Identification Kits:

 

  • HazCat Kits
  • Spilfyter: Chemical Classifier Strips
  • Inficon: Hapsite (Gas Chromatograph/Mass Spectrometer)

Personnel Protective Equipment

Level A

 

  • DuPont Tychem Tk
  • Trelleborg: APS & TLU
  • Kapler Tychem Responder
  • DuPont: AcidMater

Level B

 

  • DuPont: Chemrel, Tychem CPF 3 & Tychem CPF 4

Respiratory Protection

 

  • Scott Air-Pak 50 w/60 min. bottles (SCBA)
  • (All Level A suits have a fitting to be connected to the Scott Air-Pak to a supplied air system.

Communications

Motorola 800 mhz Portable Radio: XTS 300R with the Mask Mounted Envoy System for a hands free operation.

Standard Operating Procedures/Guidelines

Check with Philadelphia Hazmat for specific SOP/SOG's

Hazardous Materials Exposures

Most of Philadelphia's hazardous materials facilities are located on the south and east sides and consist of large refineries, chemical plants, and transportation routes.

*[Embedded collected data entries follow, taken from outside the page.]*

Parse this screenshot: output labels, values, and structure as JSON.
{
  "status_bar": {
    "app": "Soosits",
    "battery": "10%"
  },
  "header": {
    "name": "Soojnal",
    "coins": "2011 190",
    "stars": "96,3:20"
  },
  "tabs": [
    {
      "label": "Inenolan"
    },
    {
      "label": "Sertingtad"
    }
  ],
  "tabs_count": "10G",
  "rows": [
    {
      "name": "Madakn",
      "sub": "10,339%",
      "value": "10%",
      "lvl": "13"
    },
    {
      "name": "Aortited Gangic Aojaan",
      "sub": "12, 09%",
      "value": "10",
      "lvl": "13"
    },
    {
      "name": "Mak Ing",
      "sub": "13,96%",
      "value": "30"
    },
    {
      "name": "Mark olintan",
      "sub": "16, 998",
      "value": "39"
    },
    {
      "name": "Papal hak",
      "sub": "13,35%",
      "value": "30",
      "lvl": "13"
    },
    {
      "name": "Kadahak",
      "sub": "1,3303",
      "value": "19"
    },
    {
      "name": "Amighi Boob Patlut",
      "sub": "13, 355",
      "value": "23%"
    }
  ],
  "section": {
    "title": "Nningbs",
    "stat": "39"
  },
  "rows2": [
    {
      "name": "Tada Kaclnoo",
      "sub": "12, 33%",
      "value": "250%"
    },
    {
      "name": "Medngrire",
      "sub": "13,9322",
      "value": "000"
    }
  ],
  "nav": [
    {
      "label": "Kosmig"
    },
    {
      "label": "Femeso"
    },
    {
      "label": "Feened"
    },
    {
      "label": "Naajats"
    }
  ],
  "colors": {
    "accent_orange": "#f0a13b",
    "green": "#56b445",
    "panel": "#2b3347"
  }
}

These facilities include Ashland Chemical, Sun Oil Company, Allied Chemical and Rhom & Hass. Port facilities are also present where super tankers are loaded and unloaded as well as smaller intermodal containers from ships. Many of these intermodals contain hazardous materials and are transferred from the ships to trucks and rail flat cars for transportation to other parts of the country. Several major highways pass through Philadelphia including Interstate highways 76 and 95 and U.S. Highways 1 and 13. Conrail and CSX are the major railroads that serve the city and routes pass through the North, South and Central portions of Philadelphia. Two major rivers also border Philadelphia, on the East the Delaware, and on the South the Schuylkill. Many of the hazardous materials transported through the city travel the river to or from the many chemical facilities located on the rivers banks. Dangerous chemicals located in and transported through Philadelphia include sulfuric acid, ammonia, formaldehyde, ethylene oxide (which is an ether), propane, benzene, hydrochloric acid, chlorine, and a wide variety of petroleum products are manufactured, stored, and shipped through the city.